The Carthusian Order of Catholic monks has existed for 1,000 years in the Alps of Grenoble, France. In 1984, German filmmaker Philip Gröning wrote for permission to film in their charterhouse, the Grande Chartreuse. Sixteen years later, they allowed him in. Gröning lived by their sides for six months, photographing an experience that brought him "Into Great Silence."

Laura's Review: B+

This lulling and contemplative work burrows into the spirituality of these men, who live and work together but maintain silence and life in a cell. Rather than provide any history, or state the rules of Carthusian existence, Gröning captures the images and sounds of their daily rituals throughout the seasons until the viewer is entranced by the beauty of the everyday. At 160 minutes, the film might sound like a chore to sit through, but even though Gröning's work is far from traditional, it has a pace and a rhythm. We see exterior shots of the magnificent buildings, sometimes shot with time lapse photography that turns the sky into water or animates the stars. We arrangements of commonplace articles in still lifes, often enlivened by shafts of light and we follow individual monks - a tailor - a gardener - as they go about their business (one still shot of a barber monk strongly suggests Vermeer). The peeling of bells shatters the silence to call the men together for their morning and evening prayers and Gregorian chanting. Every so often, a biblical piece is emblazoned on the screen, sometimes followed by unblinking head shots in groups of three of individual monks. Sound is ever important, for in the quiet we hear the fall of snow, an almost constant birdsong, the drip of alpine water, the crystalline chiming of cow bells. Amusingly, the monks themselves make jarring sounds, clumping about in heavy footwear in the vast, echoey living space.
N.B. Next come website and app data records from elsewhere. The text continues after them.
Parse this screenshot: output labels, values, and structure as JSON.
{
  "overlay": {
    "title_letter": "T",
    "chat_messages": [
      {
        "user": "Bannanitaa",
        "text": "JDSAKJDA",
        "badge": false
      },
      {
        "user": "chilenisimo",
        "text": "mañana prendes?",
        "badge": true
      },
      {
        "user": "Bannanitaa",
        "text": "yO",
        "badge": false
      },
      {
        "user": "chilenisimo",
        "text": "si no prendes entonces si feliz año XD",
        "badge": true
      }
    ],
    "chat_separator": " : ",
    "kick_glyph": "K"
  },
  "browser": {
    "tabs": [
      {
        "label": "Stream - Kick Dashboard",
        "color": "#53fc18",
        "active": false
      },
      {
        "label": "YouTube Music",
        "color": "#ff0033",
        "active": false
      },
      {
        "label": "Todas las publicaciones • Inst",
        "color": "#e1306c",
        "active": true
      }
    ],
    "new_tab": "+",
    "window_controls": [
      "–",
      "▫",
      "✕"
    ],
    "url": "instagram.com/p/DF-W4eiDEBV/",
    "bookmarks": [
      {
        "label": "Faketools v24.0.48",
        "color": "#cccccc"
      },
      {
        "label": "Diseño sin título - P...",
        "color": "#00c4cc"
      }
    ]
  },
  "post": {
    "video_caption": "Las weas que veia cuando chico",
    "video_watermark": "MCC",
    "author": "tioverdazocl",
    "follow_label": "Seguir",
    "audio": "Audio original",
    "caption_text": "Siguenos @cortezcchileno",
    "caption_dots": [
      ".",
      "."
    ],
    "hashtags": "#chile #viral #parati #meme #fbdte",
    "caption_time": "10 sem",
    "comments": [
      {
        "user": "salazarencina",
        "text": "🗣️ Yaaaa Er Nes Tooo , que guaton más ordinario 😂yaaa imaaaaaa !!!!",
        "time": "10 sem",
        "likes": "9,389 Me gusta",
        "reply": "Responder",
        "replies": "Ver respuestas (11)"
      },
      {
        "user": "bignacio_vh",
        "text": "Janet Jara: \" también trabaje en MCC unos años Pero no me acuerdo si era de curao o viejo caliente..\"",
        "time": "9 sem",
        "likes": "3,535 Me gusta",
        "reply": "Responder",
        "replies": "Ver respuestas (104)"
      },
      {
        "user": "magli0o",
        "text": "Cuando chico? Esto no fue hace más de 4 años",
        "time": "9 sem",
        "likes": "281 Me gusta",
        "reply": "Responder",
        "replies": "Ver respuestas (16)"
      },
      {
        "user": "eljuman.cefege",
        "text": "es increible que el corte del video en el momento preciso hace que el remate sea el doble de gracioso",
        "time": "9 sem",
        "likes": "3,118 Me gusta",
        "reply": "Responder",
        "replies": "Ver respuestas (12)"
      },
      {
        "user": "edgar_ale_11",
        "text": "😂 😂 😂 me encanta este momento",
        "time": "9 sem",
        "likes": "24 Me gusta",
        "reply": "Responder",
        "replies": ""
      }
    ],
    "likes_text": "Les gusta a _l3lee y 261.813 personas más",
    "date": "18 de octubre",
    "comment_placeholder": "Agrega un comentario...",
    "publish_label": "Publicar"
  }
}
Perhaps most amazing is that Gröning is able to capture individual personalities. These guys have outings where they talk and joke and play in the snow. An early scene, where two new recruits are brought into the fold, shows each inhabitant greet them - some are jovial, others severe, none the same. An old, blind monk describes very simply the joy of giving oneself over to God. Gröning finds Him in his filmstock, from the geometrical patterns caused by rain landing on a watery surface to some tree branches dancing in the wind. He grants us understanding of a little chosen lifestyle.